CARMAGNANI ? Isso só faz sentido em empresas que não estão atendendo a população. Em 1994, quando o Mário Covas me chamou, ele disse o seguinte: ?Você tem seis meses para colocar essa empresa em condições de atender a população. Se não fizer isso, me dê uma solução alternativa, porque não vou carregar esse lastro por quatro anos de governo?. Ou faz o serviço ou sai da frente. Em alguns Estados, essa é a alternativa que os governadores terão de enfrentar: ou faz funcionar ou entrega. A verdade é que as empresas de saneamento precisam ser saneadas.
DINHEIRO ? Quanto vale o negócio da água no Brasil?
CARMAGNANI ? Mesmo mal administrado em muitos Estados, ele gera R$ 11 bilhões em receita por ano. Pode-se atingir com tranqüilidade R$ 15 ou R$ 16 bilhões em quatro ou cinco anos. Se forem feitos os ajustes necessários, é possível produzir-se um lucro de 20 a 25% dessa receita. São R$ 4 bilhões por ano disponíveis para investir. É o suficiente para universalizar o saneamento em todo o País em 10 anos.
DINHEIRO ? A crise da energia desmoralizou a privatização de serviços básicos?

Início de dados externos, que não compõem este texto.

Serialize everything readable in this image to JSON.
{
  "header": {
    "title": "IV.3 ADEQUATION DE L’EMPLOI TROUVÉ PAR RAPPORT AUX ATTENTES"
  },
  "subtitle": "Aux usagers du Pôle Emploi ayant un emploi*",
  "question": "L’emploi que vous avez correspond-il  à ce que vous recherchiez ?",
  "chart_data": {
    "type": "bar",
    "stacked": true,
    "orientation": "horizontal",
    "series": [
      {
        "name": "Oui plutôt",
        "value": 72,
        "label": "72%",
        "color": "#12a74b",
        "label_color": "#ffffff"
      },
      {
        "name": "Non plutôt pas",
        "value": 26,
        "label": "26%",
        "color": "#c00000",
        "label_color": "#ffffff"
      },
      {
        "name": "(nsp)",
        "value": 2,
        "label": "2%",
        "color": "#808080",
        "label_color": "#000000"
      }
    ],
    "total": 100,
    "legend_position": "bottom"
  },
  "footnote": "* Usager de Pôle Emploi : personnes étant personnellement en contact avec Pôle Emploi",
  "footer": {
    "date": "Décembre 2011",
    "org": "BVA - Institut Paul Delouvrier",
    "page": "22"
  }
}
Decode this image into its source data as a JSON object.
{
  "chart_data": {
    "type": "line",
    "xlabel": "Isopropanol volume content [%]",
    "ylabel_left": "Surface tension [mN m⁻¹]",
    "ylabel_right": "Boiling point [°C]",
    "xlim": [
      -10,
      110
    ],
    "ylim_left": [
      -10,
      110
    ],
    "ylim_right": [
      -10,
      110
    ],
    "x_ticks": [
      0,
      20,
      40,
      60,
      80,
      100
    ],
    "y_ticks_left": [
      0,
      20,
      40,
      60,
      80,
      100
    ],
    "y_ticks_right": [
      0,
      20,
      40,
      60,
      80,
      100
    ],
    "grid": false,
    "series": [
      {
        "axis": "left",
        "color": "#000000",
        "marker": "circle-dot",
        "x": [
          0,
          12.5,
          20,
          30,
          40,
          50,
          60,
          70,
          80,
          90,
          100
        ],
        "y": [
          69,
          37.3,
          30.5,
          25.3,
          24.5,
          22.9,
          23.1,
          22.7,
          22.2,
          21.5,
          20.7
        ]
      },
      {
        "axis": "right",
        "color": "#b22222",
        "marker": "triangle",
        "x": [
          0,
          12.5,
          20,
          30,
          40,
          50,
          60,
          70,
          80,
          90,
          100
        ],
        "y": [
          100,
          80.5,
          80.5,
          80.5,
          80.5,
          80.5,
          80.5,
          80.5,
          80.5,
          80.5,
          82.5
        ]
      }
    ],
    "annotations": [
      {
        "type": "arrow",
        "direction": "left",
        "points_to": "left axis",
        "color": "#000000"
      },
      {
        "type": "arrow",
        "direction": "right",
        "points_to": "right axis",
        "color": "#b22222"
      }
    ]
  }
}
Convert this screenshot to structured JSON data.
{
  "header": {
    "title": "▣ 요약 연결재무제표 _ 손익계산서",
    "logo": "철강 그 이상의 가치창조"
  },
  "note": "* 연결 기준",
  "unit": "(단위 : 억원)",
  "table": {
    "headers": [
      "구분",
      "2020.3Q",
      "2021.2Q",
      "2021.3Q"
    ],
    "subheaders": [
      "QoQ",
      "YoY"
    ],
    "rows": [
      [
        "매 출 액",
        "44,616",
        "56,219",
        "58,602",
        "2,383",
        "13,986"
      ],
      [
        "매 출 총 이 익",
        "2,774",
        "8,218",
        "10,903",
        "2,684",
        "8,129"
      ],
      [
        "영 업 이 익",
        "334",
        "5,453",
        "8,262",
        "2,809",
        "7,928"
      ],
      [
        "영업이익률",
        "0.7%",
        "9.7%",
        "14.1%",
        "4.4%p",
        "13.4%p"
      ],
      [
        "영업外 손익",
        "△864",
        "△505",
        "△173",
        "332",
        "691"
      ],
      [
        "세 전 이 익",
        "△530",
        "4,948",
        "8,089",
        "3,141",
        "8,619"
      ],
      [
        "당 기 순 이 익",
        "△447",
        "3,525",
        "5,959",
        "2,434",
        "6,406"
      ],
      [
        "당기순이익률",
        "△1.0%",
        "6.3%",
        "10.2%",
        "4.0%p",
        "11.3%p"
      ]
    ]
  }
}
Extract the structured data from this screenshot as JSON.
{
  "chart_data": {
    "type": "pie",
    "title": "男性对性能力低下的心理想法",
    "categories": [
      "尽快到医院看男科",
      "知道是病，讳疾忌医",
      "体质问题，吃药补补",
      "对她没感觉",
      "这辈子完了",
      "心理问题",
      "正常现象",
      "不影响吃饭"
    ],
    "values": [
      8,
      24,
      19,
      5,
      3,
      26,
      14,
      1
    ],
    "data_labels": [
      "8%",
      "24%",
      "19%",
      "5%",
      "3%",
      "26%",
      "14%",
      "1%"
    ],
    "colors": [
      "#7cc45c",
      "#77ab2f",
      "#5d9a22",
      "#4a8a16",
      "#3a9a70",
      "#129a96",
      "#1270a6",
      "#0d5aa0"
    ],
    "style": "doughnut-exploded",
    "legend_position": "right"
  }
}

CARMAGNANI ? Não vamos criar um paralelo distorcido. Na verdade, o governo errou por parar a privatização. 85% da energia elétrica continua em mãos do governo federal. Não houve investimento porque uma área do governo decidiu não privatizar, de acordo com as suas próprias conveniências. E ninguém vai fazer investimento para competir com o governo. Não existe idiota de plantão em lugar nenhum do mundo que vai colocar grana em um negócio de taxa de retorno baixa concorrendo com o governo.
DINHEIRO ? É verdade que há uma legião de empresas estrangeiras de saneamento ansiosas em colocar dinheiro no Brasil?
CARMAGNANI ? É verdade. Estão desesperadas, mas esperam a regulação. Gato velho não enfia a mão em forno. Sem regras, uma simples troca de prefeito pode significar desastre para o negócio. No saneamento o empreendedor tem que colocar muito dinheiro, na frente, e vai ver a tarifa só no outro mandato. Sem leis claras ele corre o risco de ficar com seu investimento enterrado.